Until the puppet-voiced weirdo starts phoning her.
Scotland Yard insist that this is a simple case of a lonely
housewife imagining sinister goings-on while she flirts with a nervous
breakdown. No need for police involvement, just take her to a good head
shrinker, guv.
Trying to ignore the constant harassment from the evil
version of Topo Gigio, Kit manages to plan a much-anticipated honeymoon with
Tony. She even buys an elegant negligee in a style called “midnight lace”
giving us our title. (The film was adapted from a play called Matilda Shouted Fire, so a title change
was well in order.) But Tony is terribly busy with work, and the honeymoon
keeps being delayed while Kit wonders if she’s going slowly insane.
An early red-herring culprit is presented to us by way of
Roddy McDowell, being his usual dependable self in a role that could’ve used
some expansion. It isn’t much of a spoiler to announce his innocence, since
anybody who’s seen even a handful of these types of stories will be able to
guess the ending from go.
An ally arrives in the form of Kit’s Aunt Bea, played by
Myrna Loy. (Chairs spin as all of my readers now run to find copies of this
because Myrna Loy is in it.) Aunt Bea is a fabulous character with a fabulous
life full of jet-setting to obscure places, collecting strange curios, and
being delightfully open-minded about the possibility of telephone stalkers. So,
a little different from the Aunt Bea of Mayberry.
Aunt Bea is a soothing presence. She believes Kit actually is
getting upsetting calls, but thinks it’s more of a harmless weirdo than a
homicidal one. Slowly, Tony manages to turn Bea to his view of things, and has
her convinced that all of this might just be in Kit’s head.
The whole thing culminates in a gripping breakdown sequence
that really took it out of Doris Day.

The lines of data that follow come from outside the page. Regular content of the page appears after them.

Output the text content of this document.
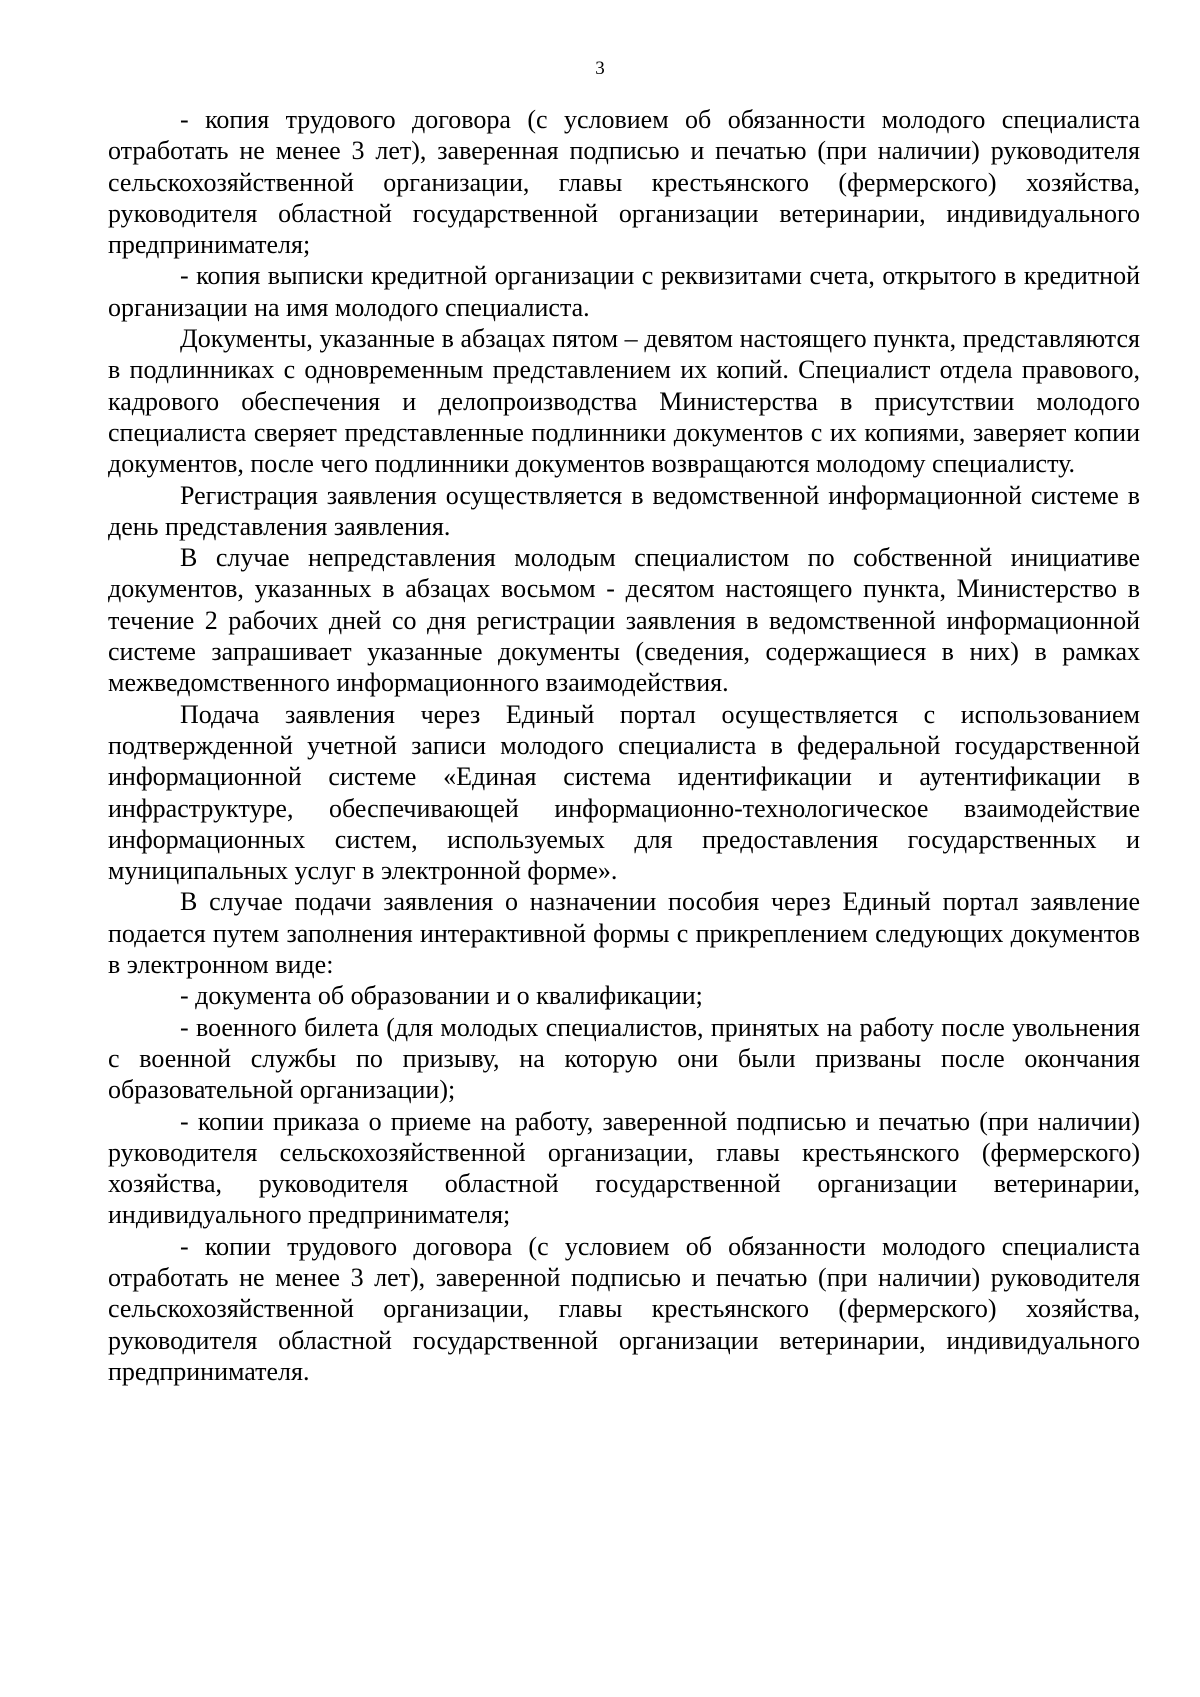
3

- копия трудового договора (с условием об обязанности молодого специалиста отработать не менее 3 лет), заверенная подписью и печатью (при наличии) руководителя сельскохозяйственной организации, главы крестьянского (фермерского) хозяйства, руководителя областной государственной организации ветеринарии, индивидуального предпринимателя;

- копия выписки кредитной организации с реквизитами счета, открытого в кредитной организации на имя молодого специалиста.

Документы, указанные в абзацах пятом – девятом настоящего пункта, представляются в подлинниках с одновременным представлением их копий. Специалист отдела правового, кадрового обеспечения и делопроизводства Министерства в присутствии молодого специалиста сверяет представленные подлинники документов с их копиями, заверяет копии документов, после чего подлинники документов возвращаются молодому специалисту.

Регистрация заявления осуществляется в ведомственной информационной системе в день представления заявления.

В случае непредставления молодым специалистом по собственной инициативе документов, указанных в абзацах восьмом - десятом настоящего пункта, Министерство в течение 2 рабочих дней со дня регистрации заявления в ведомственной информационной системе запрашивает указанные документы (сведения, содержащиеся в них) в рамках межведомственного информационного взаимодействия.

Подача заявления через Единый портал осуществляется с использованием подтвержденной учетной записи молодого специалиста в федеральной государственной информационной системе «Единая система идентификации и аутентификации в инфраструктуре, обеспечивающей информационно-технологическое взаимодействие информационных систем, используемых для предоставления государственных и муниципальных услуг в электронной форме».

В случае подачи заявления о назначении пособия через Единый портал заявление подается путем заполнения интерактивной формы с прикреплением следующих документов в электронном виде:

- документа об образовании и о квалификации;

- военного билета (для молодых специалистов, принятых на работу после увольнения с военной службы по призыву, на которую они были призваны после окончания образовательной организации);

- копии приказа о приеме на работу, заверенной подписью и печатью (при наличии) руководителя сельскохозяйственной организации, главы крестьянского (фермерского) хозяйства, руководителя областной государственной организации ветеринарии, индивидуального предпринимателя;

- копии трудового договора (с условием об обязанности молодого специалиста отработать не менее 3 лет), заверенной подписью и печатью (при наличии) руководителя сельскохозяйственной организации, главы крестьянского (фермерского) хозяйства, руководителя областной государственной организации ветеринарии, индивидуального предпринимателя.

In her autobiography, she wrote in order
to prepare she recalled a specific moment from her marriage to Al Jordan. While
she was pregnant and on bedrest, Jordan burst into the room, pulled her up from
bed and threw her against the wall. This bit of method acting resulted in the
best scene of the film, but also caused Doris Day to collapse in emotional
exhaustion after filming it was complete. Production was shut down for two
days, and the experience was so unpleasant she decided to never do another
drama. It was comedies from then on out.
One of the best reasons to check out Midnight Lace is the wardrobe designed by Irene.

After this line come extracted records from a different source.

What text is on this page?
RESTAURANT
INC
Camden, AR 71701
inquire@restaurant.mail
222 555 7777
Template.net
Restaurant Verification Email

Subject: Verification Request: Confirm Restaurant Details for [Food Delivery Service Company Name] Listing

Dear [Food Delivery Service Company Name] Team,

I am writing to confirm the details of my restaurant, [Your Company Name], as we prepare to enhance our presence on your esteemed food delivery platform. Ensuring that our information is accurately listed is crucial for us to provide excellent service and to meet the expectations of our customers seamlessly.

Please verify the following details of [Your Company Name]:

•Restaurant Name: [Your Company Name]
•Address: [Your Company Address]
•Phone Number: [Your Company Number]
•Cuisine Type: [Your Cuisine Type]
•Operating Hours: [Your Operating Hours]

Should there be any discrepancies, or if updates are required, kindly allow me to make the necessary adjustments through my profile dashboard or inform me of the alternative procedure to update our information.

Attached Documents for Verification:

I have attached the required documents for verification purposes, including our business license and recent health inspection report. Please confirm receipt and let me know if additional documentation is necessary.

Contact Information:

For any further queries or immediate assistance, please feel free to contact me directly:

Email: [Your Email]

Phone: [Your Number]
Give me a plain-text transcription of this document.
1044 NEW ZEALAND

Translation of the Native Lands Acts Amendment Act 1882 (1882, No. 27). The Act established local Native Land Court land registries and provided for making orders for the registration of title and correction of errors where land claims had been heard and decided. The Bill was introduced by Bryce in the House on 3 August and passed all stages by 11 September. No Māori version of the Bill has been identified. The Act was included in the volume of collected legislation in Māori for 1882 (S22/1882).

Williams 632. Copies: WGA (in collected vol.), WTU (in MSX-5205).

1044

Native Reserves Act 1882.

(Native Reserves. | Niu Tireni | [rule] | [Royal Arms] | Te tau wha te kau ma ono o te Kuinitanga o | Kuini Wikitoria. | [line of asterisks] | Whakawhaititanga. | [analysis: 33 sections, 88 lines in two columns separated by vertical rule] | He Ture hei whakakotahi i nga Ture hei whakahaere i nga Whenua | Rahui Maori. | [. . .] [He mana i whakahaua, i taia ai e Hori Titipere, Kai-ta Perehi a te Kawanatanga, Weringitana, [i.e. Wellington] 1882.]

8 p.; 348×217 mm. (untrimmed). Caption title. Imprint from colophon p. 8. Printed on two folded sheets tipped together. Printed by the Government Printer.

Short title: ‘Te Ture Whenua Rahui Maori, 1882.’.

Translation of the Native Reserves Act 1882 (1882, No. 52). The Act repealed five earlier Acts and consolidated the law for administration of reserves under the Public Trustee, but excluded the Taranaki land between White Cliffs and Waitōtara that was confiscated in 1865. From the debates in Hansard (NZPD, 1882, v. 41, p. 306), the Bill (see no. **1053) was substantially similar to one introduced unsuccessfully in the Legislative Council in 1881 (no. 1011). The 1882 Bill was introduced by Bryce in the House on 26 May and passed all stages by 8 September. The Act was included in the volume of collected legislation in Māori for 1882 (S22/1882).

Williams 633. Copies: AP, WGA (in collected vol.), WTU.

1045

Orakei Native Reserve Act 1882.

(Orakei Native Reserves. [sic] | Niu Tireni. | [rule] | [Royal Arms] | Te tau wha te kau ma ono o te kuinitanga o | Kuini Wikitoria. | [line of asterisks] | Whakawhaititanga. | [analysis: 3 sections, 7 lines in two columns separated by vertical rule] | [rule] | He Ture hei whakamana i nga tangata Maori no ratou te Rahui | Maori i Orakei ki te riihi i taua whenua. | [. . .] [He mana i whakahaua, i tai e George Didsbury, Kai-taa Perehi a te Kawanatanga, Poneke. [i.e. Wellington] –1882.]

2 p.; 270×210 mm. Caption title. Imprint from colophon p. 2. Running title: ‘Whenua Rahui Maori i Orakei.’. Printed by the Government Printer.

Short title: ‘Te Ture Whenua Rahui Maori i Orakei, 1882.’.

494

The former head of the costume department at MGM, Irene also
designed the incredible costumes for 1944’s Meet
Me in St. Louis. She had been operating her own fashion house, when her
friend Doris Day asked her to design her looks for Midnight Lace. The outfits were so elegant and well-made that Harry
Winston jewellery was rented for Day to wear, because the usual costume jewels
looked extremely fake against the couture fabrics.
One dress in particular, a white evening gown, blew the star
away. She was so enamoured with it, she asked if she could borrow it for the
Academy Awards ceremony. Kind of fun for a normal red-carpet appearance, but
this was the year she was nominated for Pillow
Talk, so that dress was in all
the magazines.
In contrast to the hyper-real regal wardrobe, the London of Midnight Lace looks about as convincing
as a ride at Disneyland. Which is to say, it’s charming but clearly fake.

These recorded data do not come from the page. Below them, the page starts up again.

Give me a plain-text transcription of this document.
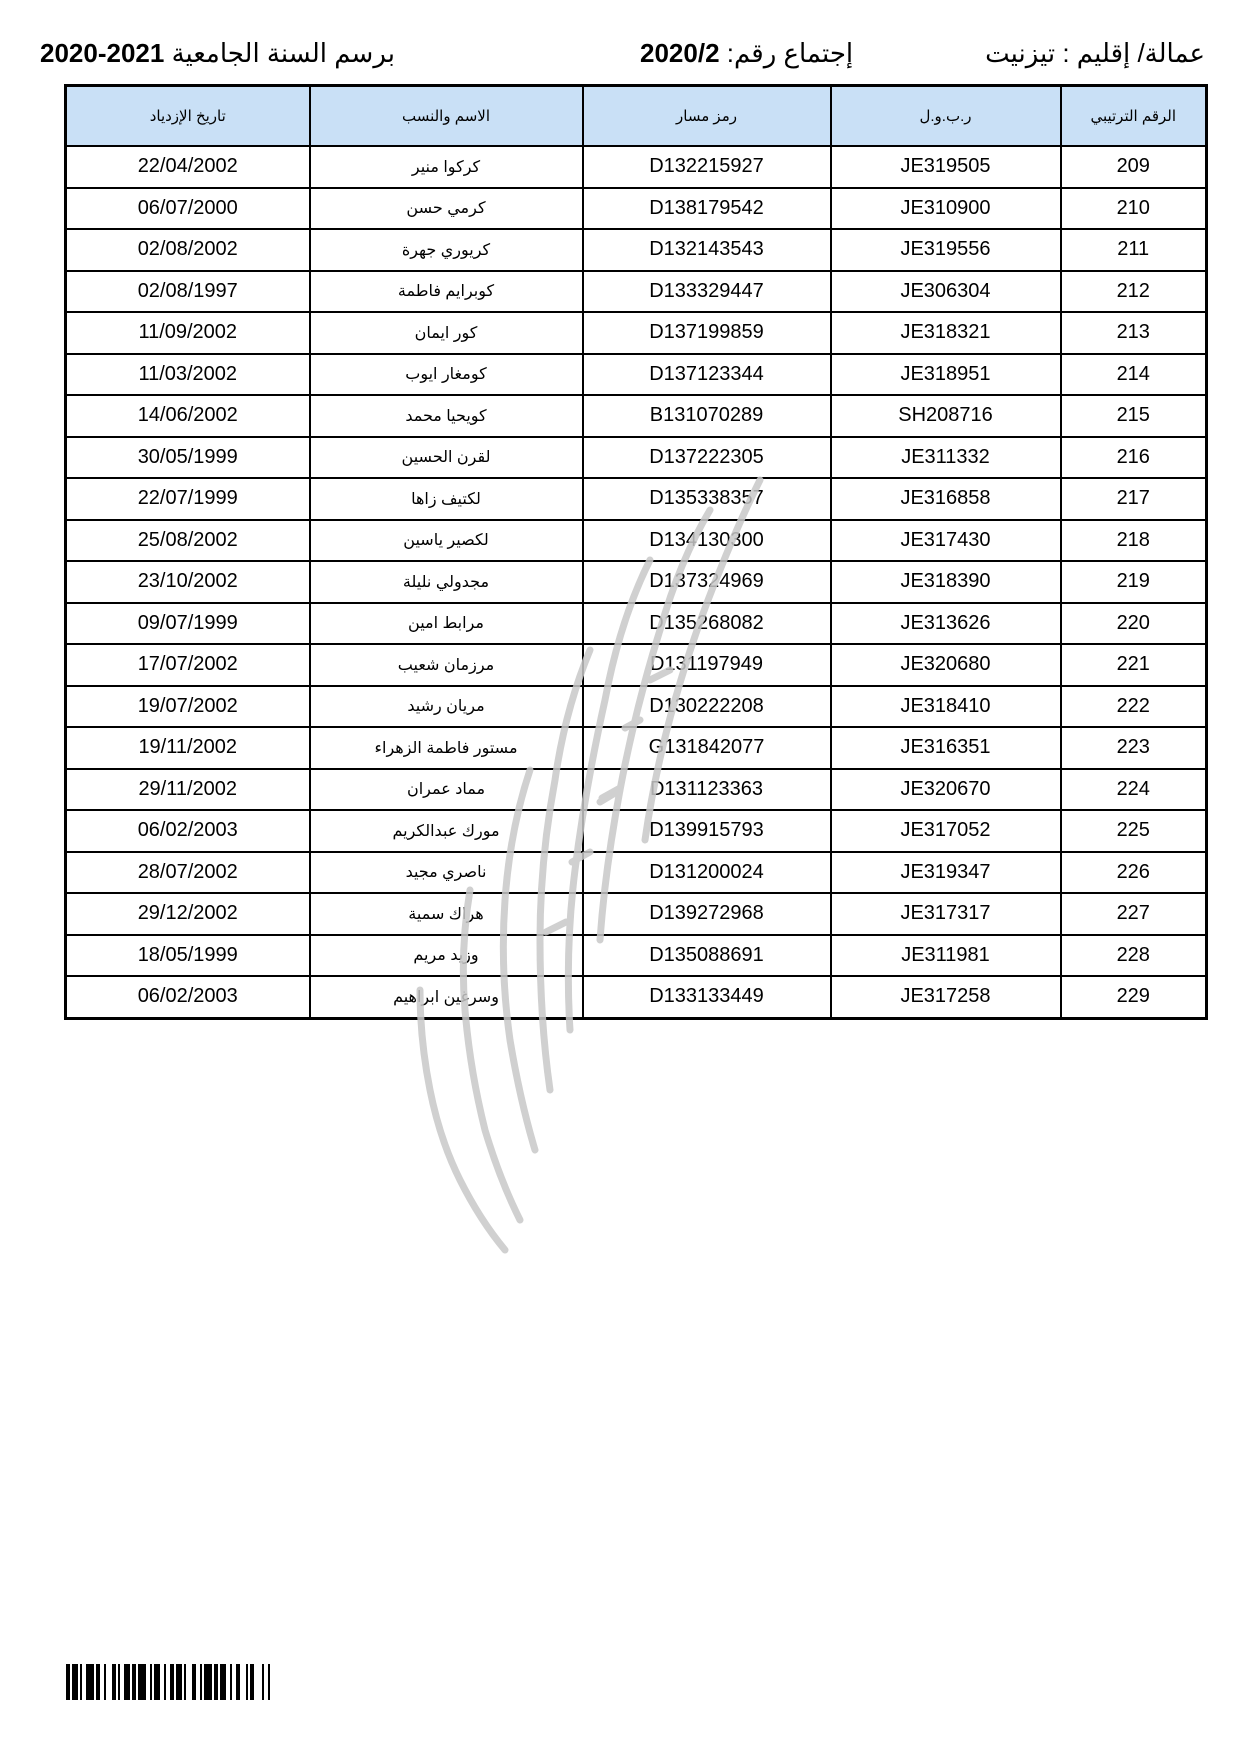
عمالة/ إقليم : تيزنيت
إجتماع رقم: 2020/2
برسم السنة الجامعية 2020-2021
الرقم الترتيبي	ر.ب.و.ل	رمز مسار	الاسم والنسب	تاريخ الإزدياد
209	JE319505	D132215927	كركوا منير	22/04/2002
210	JE310900	D138179542	كرمي حسن	06/07/2000
211	JE319556	D132143543	كريوري جهرة	02/08/2002
212	JE306304	D133329447	كوبرايم فاطمة	02/08/1997
213	JE318321	D137199859	كور ايمان	11/09/2002
214	JE318951	D137123344	كومغار ايوب	11/03/2002
215	SH208716	B131070289	كويحيا محمد	14/06/2002
216	JE311332	D137222305	لقرن الحسين	30/05/1999
217	JE316858	D135338357	لكتيف زاها	22/07/1999
218	JE317430	D134130300	لكصير ياسين	25/08/2002
219	JE318390	D137324969	مجدولي نليلة	23/10/2002
220	JE313626	D135268082	مرابط امين	09/07/1999
221	JE320680	D131197949	مرزمان شعيب	17/07/2002
222	JE318410	D130222208	مريان رشيد	19/07/2002
223	JE316351	G131842077	مستور فاطمة الزهراء	19/11/2002
224	JE320670	D131123363	مماد عمران	29/11/2002
225	JE317052	D139915793	مورك عبدالكريم	06/02/2003
226	JE319347	D131200024	ناصري مجيد	28/07/2002
227	JE317317	D139272968	هراك سمية	29/12/2002
228	JE311981	D135088691	وزيد مريم	18/05/1999
229	JE317258	D133133449	وسرغين ابراهيم	06/02/2003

Budgetary constraints forced the production, originally
slated to film on location in England, to shoot on the Universal fake-London
soundstages. It’s a shame, because two years later, director David Miller
showed how well he could do when given real landscapes to work with. He helmed
one of my all-time faves, Lonely Are the
Brave.
Midnight Lace isn’t
as good as Julie, or any Hitchcock
film, and it’s a little paint-by-numbers in terms of the plot, but it’s got its
selling points. The creepy puppet voice is creepy, the clothes are magnificent,
and Myrna Loy is in it. It’s worth a watch if you come across it on your
travels, particularly if you’re a Doris Day completionist.